NSTAR Electric cannot predict the ultimate outcome of these pending decisions. However, should the Yankee Companies ultimately prevail, NSTAR Electric's share of the proceeds received would be refunded to its customers.

 

5. FERC Transmission Base ROE Complaint

On September 30, 2011, several New England state attorneys general, state regulatory commissions, consumer advocates and other parties filed a joint complaint with the FERC under Sections 206 and 306 of the Federal Power Act alleging that the base ROE used in calculating formula rates for transmission service under the ISO-NE Open Access Transmission Tariff by New England transmission owners, including NSTAR Electric, CL&P, PSNH and WMECO, is unjust and unreasonable.
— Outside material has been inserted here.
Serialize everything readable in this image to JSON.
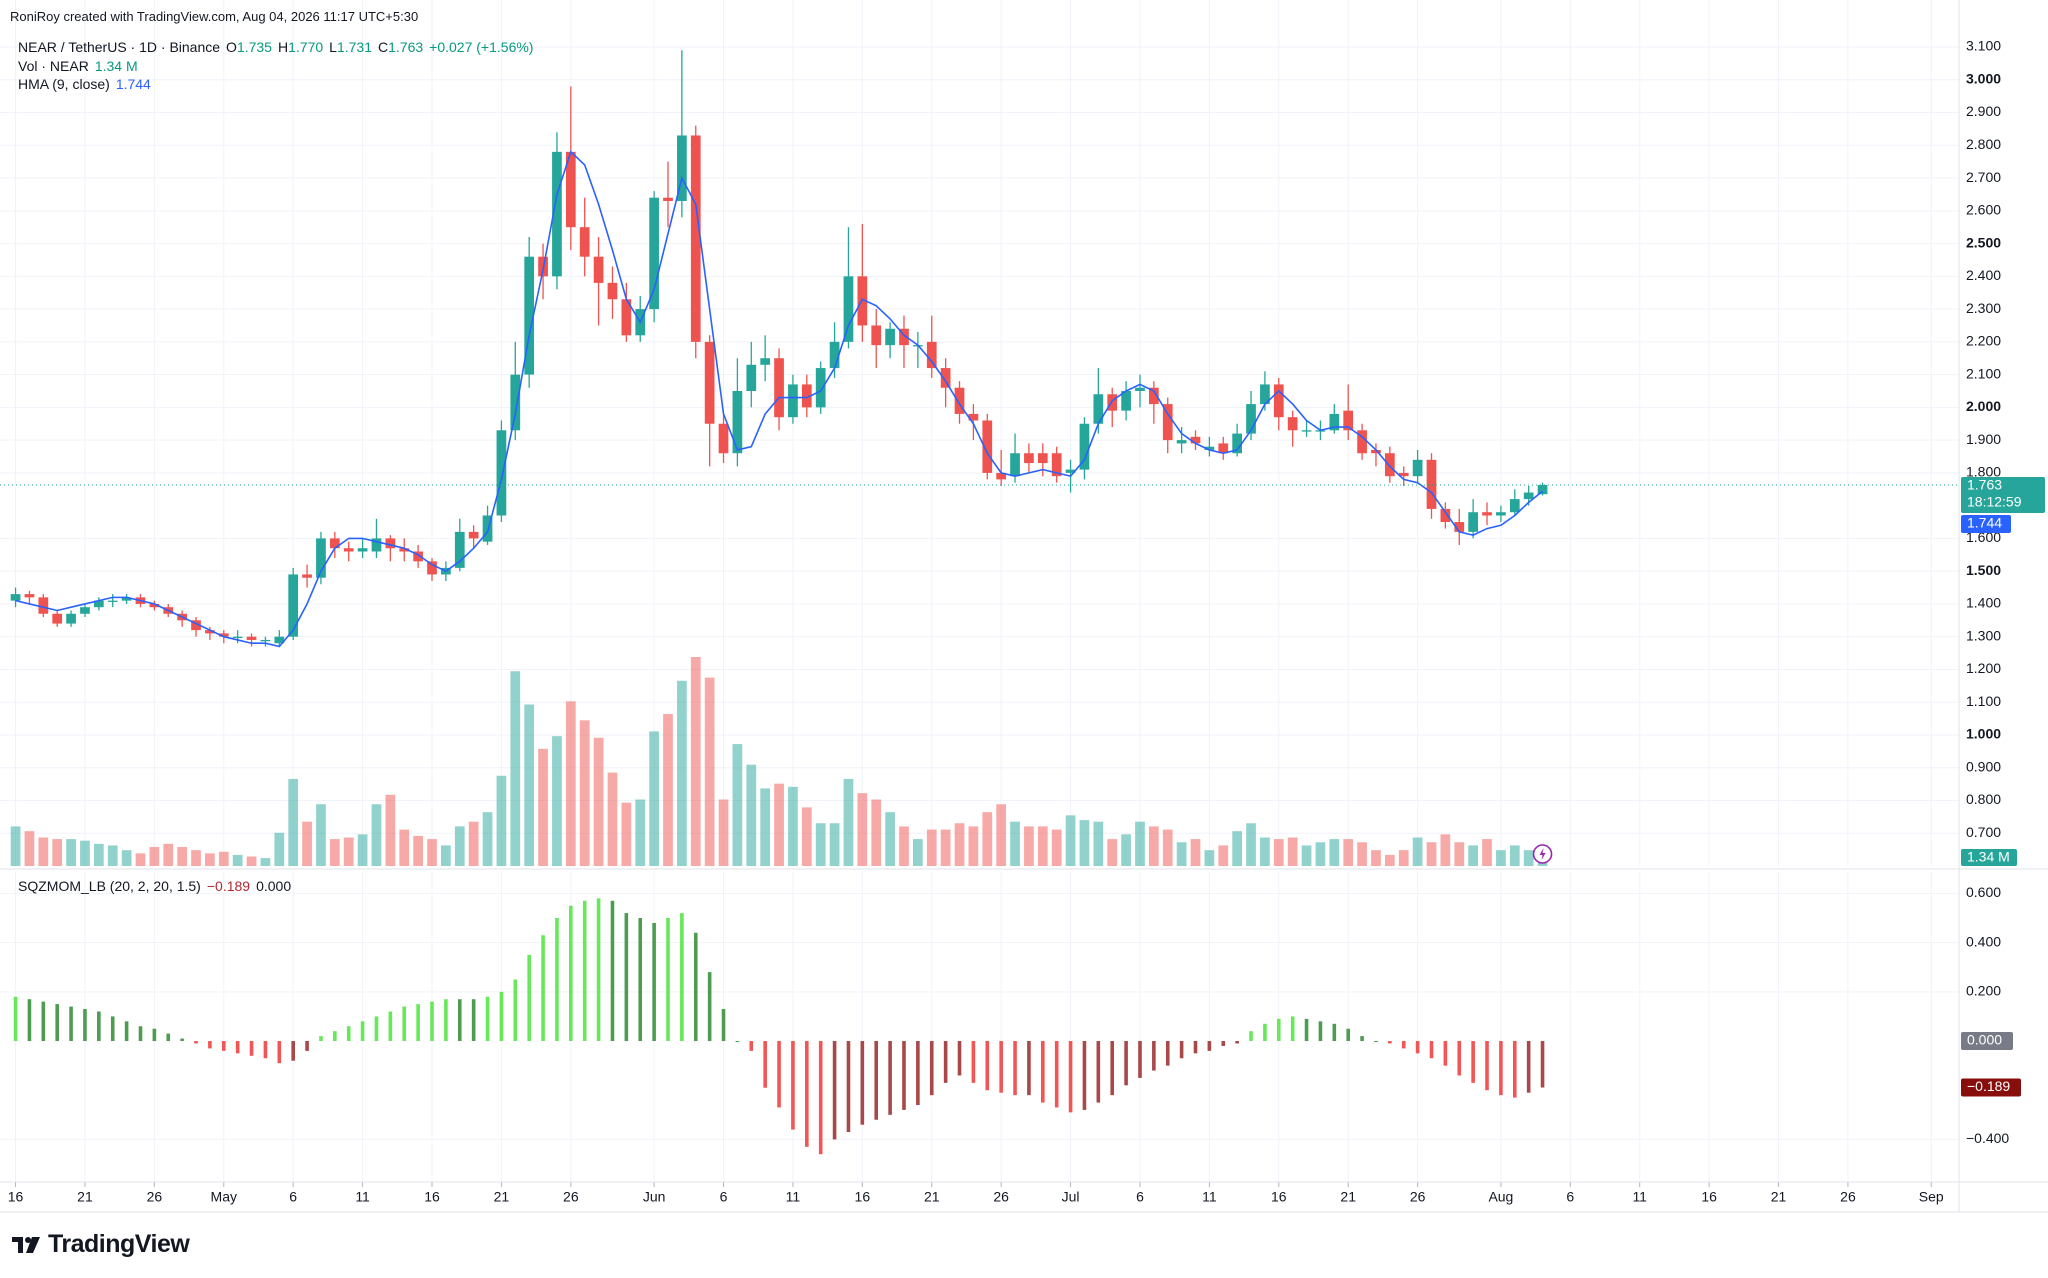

The complainants asserted that the current 11.14 percent rate, which became effective in 2006, is excessive due to changes in the capital markets and are seeking an order to reduce the rate to 9.2 percent, effective September 30, 2011. In response, the New England transmission owners filed testimony and analysis based on standard FERC methodology and precedent, justifying a base ROE of approximately 11.2 percent, thus demonstrating that the base ROE of 11.14 percent remained just and reasonable. On May 3, 2012, the FERC issued an order establishing hearing and settlement judge procedures for the complaint. In the order, FERC encouraged the parties to reach a settlement of the dispute before hearings commence. One of the commissioners dissented, stating that the complaint should have been rejected based on the record and FERC precedent. The FERC indicated that if a settlement was not reached, it would expect to render a decision in the third quarter of 2013, with changes, if any, effective October 1, 2011. NSTAR Electric cannot predict the outcome of this proceeding, or its impact on its financial position, results of operations or cash flows.

 

As of March 31, 2012, NSTAR Electric had approximately $500 million of aggregate shareholders equity invested in its transmission facilities. As a result, each 10 basis points change in the authorized base ROE would change annual consolidated earnings by an approximate $0.5 million.

 

6. Legal Matters

In the normal course of its business, NSTAR Electric and its subsidiaries are involved in certain legal matters, including civil litigation, for which it has appropriately recognized legal liabilities. Management has reviewed the range of reasonably possible court-ordered damages, settlement amounts, and related litigation costs (legal liabilities) that would be in excess of amounts accrued and amounts covered by insurance, and determined that the range of reasonably possible legal liabilities would not be material. Based on the information currently available, NSTAR Electric does not believe that it is probable that any such legal liabilities will have a material impact on its consolidated financial position. However, it is reasonably possible that additional legal liabilities that may result from changes in circumstances could have a material impact on its results of operations, financial condition, and cash flows.